America’s Apollo 12 astronauts rode a Saturn 5 rocket into earth orbit through a thunder storm today, successfully completing the first step in man’s second moon landing expedition.
The world’s most powerful rocket thundered away at 11:11 a.m. (EST) to start Charles “Pete” Conrad Jr., Richard F. Gordon Jr. and Alan L. Bean toward a hoped-for pinpoint landing in the Ocean of Storms to begin the first detailed exploration of the moon.
The weather conditions were the worst for any American space launching. The storm moved into the area about an hour before the liftoff and for a while threatened to delay the launch.

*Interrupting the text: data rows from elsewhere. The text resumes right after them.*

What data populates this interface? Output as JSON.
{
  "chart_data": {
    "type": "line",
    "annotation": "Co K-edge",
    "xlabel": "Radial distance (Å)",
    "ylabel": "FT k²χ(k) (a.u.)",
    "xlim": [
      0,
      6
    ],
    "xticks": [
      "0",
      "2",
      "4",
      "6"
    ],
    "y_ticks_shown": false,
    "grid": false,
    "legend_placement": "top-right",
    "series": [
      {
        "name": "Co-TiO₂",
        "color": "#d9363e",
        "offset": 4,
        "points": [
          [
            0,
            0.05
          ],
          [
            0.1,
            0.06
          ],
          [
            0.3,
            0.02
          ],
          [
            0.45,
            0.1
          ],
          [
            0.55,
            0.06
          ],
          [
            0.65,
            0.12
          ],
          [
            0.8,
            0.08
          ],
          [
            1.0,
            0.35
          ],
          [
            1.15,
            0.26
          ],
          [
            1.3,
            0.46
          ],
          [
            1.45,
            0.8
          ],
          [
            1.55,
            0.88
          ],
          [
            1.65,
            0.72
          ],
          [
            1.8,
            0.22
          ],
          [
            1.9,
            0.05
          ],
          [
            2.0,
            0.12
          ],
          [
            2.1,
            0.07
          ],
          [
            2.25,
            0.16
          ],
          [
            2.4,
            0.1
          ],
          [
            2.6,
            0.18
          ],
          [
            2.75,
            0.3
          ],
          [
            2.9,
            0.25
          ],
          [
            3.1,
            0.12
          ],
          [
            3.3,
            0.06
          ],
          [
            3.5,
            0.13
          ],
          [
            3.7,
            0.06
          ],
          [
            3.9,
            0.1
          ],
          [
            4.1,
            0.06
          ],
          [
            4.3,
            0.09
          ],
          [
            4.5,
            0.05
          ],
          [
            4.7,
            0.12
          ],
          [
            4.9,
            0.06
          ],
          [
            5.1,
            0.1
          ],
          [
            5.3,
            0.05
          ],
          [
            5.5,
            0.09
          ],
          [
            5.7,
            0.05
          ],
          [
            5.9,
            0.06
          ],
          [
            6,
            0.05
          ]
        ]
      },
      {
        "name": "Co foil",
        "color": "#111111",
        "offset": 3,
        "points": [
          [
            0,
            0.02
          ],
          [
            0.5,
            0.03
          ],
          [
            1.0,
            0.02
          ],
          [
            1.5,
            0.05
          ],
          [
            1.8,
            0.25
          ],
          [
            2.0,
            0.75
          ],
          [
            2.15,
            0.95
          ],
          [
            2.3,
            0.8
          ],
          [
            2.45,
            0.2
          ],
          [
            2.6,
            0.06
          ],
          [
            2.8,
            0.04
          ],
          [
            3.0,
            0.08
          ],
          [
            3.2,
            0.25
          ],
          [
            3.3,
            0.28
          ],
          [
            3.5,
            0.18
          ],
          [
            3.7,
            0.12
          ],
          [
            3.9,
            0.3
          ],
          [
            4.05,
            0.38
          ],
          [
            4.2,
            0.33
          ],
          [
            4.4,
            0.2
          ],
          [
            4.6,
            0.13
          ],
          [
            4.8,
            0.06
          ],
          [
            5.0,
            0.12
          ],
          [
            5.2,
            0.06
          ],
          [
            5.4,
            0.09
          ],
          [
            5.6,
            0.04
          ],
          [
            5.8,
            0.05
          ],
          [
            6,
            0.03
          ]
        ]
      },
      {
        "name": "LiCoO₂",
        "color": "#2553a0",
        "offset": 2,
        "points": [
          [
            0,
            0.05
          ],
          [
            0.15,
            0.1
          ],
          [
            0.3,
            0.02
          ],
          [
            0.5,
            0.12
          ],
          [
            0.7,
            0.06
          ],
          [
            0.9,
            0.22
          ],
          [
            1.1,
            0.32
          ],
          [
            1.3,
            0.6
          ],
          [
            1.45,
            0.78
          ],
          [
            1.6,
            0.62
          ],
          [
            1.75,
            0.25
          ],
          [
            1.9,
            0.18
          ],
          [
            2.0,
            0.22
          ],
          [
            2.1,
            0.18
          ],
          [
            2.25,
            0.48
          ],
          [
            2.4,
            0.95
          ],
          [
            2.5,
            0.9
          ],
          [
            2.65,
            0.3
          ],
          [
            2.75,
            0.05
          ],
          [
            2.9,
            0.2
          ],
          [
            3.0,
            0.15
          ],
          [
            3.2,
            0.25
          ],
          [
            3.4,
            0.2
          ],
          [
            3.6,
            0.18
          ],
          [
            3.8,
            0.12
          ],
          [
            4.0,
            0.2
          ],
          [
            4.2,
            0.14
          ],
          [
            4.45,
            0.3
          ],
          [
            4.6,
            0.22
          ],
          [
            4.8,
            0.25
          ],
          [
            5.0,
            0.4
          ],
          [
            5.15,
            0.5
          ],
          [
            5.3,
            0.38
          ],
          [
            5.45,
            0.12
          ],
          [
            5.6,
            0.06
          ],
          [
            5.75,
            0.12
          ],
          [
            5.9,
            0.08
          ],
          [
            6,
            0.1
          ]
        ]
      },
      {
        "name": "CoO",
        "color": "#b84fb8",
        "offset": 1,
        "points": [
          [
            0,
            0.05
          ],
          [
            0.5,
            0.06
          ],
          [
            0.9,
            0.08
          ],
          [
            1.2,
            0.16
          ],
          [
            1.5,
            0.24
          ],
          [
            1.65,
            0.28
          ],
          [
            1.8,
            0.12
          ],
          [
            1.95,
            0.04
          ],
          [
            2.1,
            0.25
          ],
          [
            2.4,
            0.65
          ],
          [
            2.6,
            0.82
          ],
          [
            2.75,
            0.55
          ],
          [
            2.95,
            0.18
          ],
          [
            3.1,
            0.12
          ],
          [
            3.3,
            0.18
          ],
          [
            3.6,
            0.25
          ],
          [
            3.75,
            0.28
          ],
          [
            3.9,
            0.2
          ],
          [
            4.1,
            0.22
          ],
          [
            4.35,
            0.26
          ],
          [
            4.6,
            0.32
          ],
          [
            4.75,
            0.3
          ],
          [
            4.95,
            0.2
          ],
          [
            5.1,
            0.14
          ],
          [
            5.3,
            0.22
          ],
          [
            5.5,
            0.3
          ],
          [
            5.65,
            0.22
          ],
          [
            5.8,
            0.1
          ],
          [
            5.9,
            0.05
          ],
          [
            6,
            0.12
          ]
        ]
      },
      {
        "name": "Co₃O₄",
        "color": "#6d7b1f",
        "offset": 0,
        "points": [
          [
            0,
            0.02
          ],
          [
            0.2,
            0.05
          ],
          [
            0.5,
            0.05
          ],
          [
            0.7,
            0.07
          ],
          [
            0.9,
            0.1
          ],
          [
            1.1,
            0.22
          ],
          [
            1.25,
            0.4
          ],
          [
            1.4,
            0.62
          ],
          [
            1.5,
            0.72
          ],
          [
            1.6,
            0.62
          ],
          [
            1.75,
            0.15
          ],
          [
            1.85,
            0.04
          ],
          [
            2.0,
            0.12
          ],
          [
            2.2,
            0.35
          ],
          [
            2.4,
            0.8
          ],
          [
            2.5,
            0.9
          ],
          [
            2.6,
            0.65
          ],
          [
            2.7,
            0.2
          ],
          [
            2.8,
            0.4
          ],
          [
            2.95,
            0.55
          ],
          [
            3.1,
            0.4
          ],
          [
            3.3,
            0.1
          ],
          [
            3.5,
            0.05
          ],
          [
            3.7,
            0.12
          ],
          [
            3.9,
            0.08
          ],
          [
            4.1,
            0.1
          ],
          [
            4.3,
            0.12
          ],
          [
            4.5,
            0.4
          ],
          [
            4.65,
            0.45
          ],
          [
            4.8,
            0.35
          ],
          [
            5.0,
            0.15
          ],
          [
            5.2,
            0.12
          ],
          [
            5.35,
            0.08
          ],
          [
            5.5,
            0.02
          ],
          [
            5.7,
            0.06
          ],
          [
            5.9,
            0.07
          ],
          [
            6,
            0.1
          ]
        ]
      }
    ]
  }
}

But officials decided the conditions were satisfactory and gave the go ahead.
Conrad agreed with the decision, saying, “Sounds good to me.”
100 Years Ago
November 14, 1919 -Friday
LOCAL MAN DIES IN FRANCE IN RED CROSS WORK
O. A. Rock, the well known painter, yesterday received a telegram from headquarters of the American. Red Cross in Washington, telling that his son, Mark G. Rock, had died on November 8, at St. Nazaire, France, according to a cablegram received on November 10. No details were given as to the cause of death.
Mr. Rock was much shocked, as the last letter he had received from his son, mailed on Oct, 7, told that he was in the best of health and was enjoying the Red Cross work and would probably be engaged in it until next February.
Mark entered the Army service here on July 26, 1918, going to Camp Lee, and to France on September 15, with a medical detachment. On July 27 of this year he was discharged from the army and he answered the call in France for Red Cross workers.
He was engaged in one of the organization’s medical supply depots and was interested In the work of helping to alleviate Europe’s physical woes.
Mark Rock was one of four brothers in the army service during the war. He was 25 years old and worked In several local business places, the last before entering the service being at Hotel Wallace as a clerk.
He was a member of the Jr. O. U. A. M. and Eagles and is survived by two children, Charles and Emma Jane, his father, and these brothers: Floyd of Philadelphia, Paul of Wilkinsburg, Clyde of Sunbury, Ray, Herbert and Layton, all of town.